Samsung has called several of the Mountain View, California-based company's engineers to argue that it didn't need to copy Apple to equip its phones with innovative technology.
Going into trial last month, the world's top two smartphone makers already had spent hundreds of millions of dollars in legal fees in battles across four continents to dominate a market that was valued at $338.2 billion last year, according to data compiled by Bloomberg.
Samsung had 31 per cent of industry revenue, compared with 15 per cent for Apple, whose share of the market has shrunk as the touch-screen interface has become commonplace and Samsung, LG Electronics and Lenovo Group have introduced lower- cost alternatives.
Apple's presentation of Google attorney James Maccoun's testimony, with the dates and details he provided about a "Mobile Application Distribution Agreement" between Google and Samsung, was intended to show the jury that Samsung hasn't been forthcoming about Google's behind-the-scenes role.
"This is an offer that Google made," Maccoun testified when asked about indemnification. "I have no reason to believe that has changed."
Maccoun testified about email discussions, as early as April 2012, concerning the companies' agreement, five months before Samsung issued its statement denying that it sought indemnification.
The Google lawyer acknowledged that Samsung is indemnified against claims pertaining to at least two of the five patents at issue in the trial, with Google designated "to control the litigation and defense" of those claims.

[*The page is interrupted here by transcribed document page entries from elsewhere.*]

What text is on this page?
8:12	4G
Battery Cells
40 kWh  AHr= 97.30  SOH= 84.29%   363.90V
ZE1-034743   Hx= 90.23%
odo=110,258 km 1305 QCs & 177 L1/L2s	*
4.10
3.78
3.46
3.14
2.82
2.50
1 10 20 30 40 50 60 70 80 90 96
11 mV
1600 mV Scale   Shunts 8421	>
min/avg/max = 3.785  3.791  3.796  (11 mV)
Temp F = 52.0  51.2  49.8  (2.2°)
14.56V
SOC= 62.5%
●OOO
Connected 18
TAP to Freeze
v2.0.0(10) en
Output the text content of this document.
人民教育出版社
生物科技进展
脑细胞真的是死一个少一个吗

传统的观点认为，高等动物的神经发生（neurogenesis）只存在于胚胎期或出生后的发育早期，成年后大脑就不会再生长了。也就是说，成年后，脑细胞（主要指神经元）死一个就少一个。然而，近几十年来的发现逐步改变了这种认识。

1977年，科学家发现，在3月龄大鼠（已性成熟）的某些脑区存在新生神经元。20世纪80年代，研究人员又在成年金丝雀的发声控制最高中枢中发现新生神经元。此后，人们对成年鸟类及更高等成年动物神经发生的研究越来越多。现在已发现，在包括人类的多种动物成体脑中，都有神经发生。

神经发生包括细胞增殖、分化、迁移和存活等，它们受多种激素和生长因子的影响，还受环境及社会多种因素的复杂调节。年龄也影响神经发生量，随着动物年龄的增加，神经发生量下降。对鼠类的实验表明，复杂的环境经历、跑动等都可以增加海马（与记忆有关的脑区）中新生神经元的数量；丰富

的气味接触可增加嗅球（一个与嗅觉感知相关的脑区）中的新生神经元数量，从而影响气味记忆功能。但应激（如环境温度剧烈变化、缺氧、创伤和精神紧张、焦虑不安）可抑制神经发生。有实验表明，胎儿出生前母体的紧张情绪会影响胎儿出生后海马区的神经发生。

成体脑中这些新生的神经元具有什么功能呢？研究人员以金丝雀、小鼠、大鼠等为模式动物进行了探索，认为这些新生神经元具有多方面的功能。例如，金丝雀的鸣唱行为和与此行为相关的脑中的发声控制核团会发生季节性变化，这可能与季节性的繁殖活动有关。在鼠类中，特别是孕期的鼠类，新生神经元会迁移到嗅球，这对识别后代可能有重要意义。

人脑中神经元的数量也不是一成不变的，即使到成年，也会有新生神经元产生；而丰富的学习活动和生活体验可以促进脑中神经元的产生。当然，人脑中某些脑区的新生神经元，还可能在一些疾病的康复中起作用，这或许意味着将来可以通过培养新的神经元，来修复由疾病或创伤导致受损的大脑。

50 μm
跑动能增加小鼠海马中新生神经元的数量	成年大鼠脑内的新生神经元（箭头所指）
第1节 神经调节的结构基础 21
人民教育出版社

The questioning of Maccoun didn't reveal how much Google will pay, or if it has paid for any of the litigation to date.
Adam Yates, a spokesman for Samsung, Matt Kallman, a spokesman for Google, and Colin Johnson, a spokesman for Apple, declined to comment on the testimony.
Apple, which was awarded $930 million in damages after the companies' first US trial two years ago, this time is demanding as much as $40 for each of more than 37 million Samsung devices it says are infringing patents.
Apple wasn't able to persuade a federal judge to convert its 2012 trial victory into a ban on US sales of infringing Samsung devices, a goal that the iPhone maker said was more important than monetary compensation.
Apple claims that 10 Samsung products, including the Galaxy S3, infringe five patents covering a range of user-interface designs for the iOS software that powers iPhones and iPads, including features like the slide-to-unlock function, automatic spelling corrections, and the ability for a user to make a call by clicking on a phone number within a Web page or email instead of having to dial it separately.
Other functions Cupertino, California-based Apple says are covered by its patents include searching for words in files stored in different applications and updating applications while using other features of the phone.
In the 2012 case, jurors found infringement by Samsung of six of the seven Apple patents at issue and rejected all of Samsung's patent claims against Apple.
In the current trial, Samsung alleges that two of its patents are infringed by Apple's iPhone 4 and 5 models and fourth- and fifth-generation iPods.
Apple is seeking $2.19 billion in damages while Samsung is asking the jury to award $6.2 million for Apple's infringement.
The disparity in the companies' demands "reflects a strategic decision by Samsung to portray Apple as greedy, given the remarkably high per-phone price Apple is seeking," Mark Lemley, a Stanford Law School professor specialising in intellectual property, said in an email.
He said the difference in damages requests also helps explain why the the companies didn't settle out of court with cross-licencing agreements.
"Apple clearly thinks - rightly or wrongly - that their patents are worth much more than Samsung does," he said.
Apple attempted to turn the tables on Samsung's tactics by arguing that the Galaxy-maker chose to present low-value patents at trial - which were purchased, and not awarded to the company - to low-ball potential damages in the case.
To make this point, Apple's lawyer, Bill Lee, got Samsung's damages expert to agree that Samsung paid $2.3 million for two patents in 2011 covering video compression, one of which is at issue in the trial.
The patent is "not the work of anyone at Samsung," said the witness, James Kearl, an economics professor at Brigham Young University. He acknowledged the Samsung paid him and other consultants $3.1 million to figure out how much compensation the company deserves.
Kearl also agreed that the patent Samsung is suing over is expired, and that Samsung purchased it after Apple met with the company and asked it to stop its infringement, and after Apple filed its second lawsuit, the one now at trial.
Samsung added 1 per cent to close at 1,389,000 won in Seoul. The benchmark Kospi index lost 0.2 per cent.